Programming model
Personalization builds on the same programming model used by WebSphere Application Server.
Two components of that model are Java Server Pages (JSP) and business logic (JavaBeans and enterprise beans). JSP files enable us to effectively separate HTML coding (presentation) from business logic. You isolate your business logic in beans that the Web page author embeds in the JSP.
The term developer could refer to Web page authors or programmers. The developer does not need programming skills to author JSPs that access databases and reusable Java components. The author only needs to know the type of content that the bean, servlet, or other Java component adds to the page. The programmers create the reusable Java components and provide the Web page authors with the component names and properties. The database administrators provide the Web page programmers with the database access and table information.
The model expands three Web team roles:
The business users
The business users understand the business goals that the Web site or Web application must achieve. They understand the business conditions and business rules that must be factored into the Personalization solution. For example, the business users know the characteristics by which to categorize users for effective implementation of the business rules.
The developer
The developer understands Web site development and can use Rational Application Developer (or similar tools) to create and publish Web pages and sites.

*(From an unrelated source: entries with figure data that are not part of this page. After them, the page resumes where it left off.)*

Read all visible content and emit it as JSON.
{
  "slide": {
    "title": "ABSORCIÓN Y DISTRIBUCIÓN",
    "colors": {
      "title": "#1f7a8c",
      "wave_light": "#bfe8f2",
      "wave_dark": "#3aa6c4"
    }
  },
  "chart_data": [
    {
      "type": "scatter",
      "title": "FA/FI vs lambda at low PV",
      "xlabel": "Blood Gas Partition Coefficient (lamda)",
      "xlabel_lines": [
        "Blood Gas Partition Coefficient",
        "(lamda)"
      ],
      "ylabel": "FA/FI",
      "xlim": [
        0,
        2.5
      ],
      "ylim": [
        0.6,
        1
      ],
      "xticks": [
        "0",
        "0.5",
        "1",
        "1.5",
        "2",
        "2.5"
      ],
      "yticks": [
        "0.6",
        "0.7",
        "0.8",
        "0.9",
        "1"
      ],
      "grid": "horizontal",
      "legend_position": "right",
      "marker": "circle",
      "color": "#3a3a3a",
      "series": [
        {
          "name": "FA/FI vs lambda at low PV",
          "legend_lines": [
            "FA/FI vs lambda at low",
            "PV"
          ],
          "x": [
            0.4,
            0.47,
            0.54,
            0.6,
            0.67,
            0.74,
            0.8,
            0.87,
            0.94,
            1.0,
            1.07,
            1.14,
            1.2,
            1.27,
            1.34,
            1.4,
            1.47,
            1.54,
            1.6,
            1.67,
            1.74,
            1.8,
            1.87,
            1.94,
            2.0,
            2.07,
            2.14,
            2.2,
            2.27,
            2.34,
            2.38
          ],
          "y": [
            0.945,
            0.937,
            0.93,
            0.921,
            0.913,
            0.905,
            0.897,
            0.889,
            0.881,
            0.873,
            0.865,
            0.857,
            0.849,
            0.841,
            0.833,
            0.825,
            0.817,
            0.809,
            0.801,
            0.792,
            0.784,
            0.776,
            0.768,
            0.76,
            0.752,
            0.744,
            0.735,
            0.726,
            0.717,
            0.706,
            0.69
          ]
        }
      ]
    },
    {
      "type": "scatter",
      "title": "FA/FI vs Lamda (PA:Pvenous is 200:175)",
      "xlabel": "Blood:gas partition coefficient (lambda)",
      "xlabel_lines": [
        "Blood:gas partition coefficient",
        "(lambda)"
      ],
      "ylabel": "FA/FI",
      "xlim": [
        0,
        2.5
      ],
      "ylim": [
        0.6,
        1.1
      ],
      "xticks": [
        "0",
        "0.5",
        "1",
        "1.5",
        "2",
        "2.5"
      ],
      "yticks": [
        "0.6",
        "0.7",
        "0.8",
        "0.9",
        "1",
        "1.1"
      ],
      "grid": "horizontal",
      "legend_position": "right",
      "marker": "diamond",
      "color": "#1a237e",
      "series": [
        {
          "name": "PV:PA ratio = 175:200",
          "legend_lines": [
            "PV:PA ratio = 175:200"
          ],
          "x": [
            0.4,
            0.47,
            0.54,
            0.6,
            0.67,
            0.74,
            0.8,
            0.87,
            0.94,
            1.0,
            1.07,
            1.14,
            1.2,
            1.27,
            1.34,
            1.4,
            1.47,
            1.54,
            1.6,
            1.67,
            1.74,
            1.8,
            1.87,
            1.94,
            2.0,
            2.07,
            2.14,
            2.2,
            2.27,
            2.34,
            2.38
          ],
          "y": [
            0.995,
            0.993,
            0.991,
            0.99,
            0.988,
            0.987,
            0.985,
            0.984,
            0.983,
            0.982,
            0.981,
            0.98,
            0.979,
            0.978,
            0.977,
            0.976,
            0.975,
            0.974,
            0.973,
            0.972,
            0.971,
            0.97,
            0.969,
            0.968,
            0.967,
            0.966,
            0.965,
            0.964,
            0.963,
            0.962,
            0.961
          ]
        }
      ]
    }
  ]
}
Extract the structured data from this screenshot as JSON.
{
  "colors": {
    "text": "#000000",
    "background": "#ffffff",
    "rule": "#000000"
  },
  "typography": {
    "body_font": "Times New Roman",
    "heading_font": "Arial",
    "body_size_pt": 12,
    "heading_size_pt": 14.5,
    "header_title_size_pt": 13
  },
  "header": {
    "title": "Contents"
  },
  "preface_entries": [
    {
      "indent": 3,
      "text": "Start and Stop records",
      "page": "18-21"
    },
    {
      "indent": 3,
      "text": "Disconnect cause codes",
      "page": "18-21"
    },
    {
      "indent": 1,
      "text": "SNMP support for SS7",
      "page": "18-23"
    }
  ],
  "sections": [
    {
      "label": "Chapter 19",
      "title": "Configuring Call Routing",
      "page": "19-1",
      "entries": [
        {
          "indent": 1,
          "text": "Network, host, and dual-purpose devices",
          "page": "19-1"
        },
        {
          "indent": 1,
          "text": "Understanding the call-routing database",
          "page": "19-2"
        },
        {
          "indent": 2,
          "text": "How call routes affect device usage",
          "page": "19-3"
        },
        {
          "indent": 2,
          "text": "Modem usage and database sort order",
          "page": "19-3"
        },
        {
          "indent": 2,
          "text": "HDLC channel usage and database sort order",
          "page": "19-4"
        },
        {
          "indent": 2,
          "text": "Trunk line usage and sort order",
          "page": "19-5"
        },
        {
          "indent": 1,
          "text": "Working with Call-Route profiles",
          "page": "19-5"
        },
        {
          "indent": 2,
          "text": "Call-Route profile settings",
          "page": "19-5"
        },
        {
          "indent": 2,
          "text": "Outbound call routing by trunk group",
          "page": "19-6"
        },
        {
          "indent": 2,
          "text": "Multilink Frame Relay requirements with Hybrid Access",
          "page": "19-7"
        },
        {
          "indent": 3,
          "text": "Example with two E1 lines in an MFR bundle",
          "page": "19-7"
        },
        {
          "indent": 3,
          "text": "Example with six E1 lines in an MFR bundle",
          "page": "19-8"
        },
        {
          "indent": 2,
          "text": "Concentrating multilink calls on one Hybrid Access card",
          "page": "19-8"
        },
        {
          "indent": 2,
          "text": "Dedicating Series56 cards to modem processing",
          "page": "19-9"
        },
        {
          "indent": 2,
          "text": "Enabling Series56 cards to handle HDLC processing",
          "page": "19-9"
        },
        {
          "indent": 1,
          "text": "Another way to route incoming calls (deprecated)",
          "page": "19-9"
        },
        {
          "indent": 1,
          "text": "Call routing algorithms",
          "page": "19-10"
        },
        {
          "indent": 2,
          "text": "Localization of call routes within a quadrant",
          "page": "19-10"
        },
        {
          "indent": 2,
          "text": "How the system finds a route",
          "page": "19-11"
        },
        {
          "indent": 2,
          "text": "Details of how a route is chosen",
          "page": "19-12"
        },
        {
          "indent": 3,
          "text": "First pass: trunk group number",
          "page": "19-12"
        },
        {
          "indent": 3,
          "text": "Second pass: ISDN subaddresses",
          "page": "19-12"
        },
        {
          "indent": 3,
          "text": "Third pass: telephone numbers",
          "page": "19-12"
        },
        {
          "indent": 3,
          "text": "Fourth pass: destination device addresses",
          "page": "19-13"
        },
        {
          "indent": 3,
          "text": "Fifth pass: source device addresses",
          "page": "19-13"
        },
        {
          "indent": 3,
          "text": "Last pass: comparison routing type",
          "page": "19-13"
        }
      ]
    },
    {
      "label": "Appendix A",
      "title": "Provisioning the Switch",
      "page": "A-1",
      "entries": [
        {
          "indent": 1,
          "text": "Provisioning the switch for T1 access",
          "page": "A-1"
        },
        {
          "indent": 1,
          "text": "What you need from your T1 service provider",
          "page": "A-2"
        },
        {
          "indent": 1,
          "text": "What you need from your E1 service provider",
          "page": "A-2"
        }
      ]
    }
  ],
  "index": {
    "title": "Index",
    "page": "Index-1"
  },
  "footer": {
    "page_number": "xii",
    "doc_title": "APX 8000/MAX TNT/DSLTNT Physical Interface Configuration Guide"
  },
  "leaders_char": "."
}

The developer works with the business user to determine where personalized content should appear and creates content spots of the appropriate type at the proper locations on the Web pages.
This team member is the Web content expert and/or server administrator. The administrator knows what content already exists, where it is stored, the people who provide the content, how often the content is updated and other details. This person understands how to categorize content and helps the business users organize and target content for categories of users.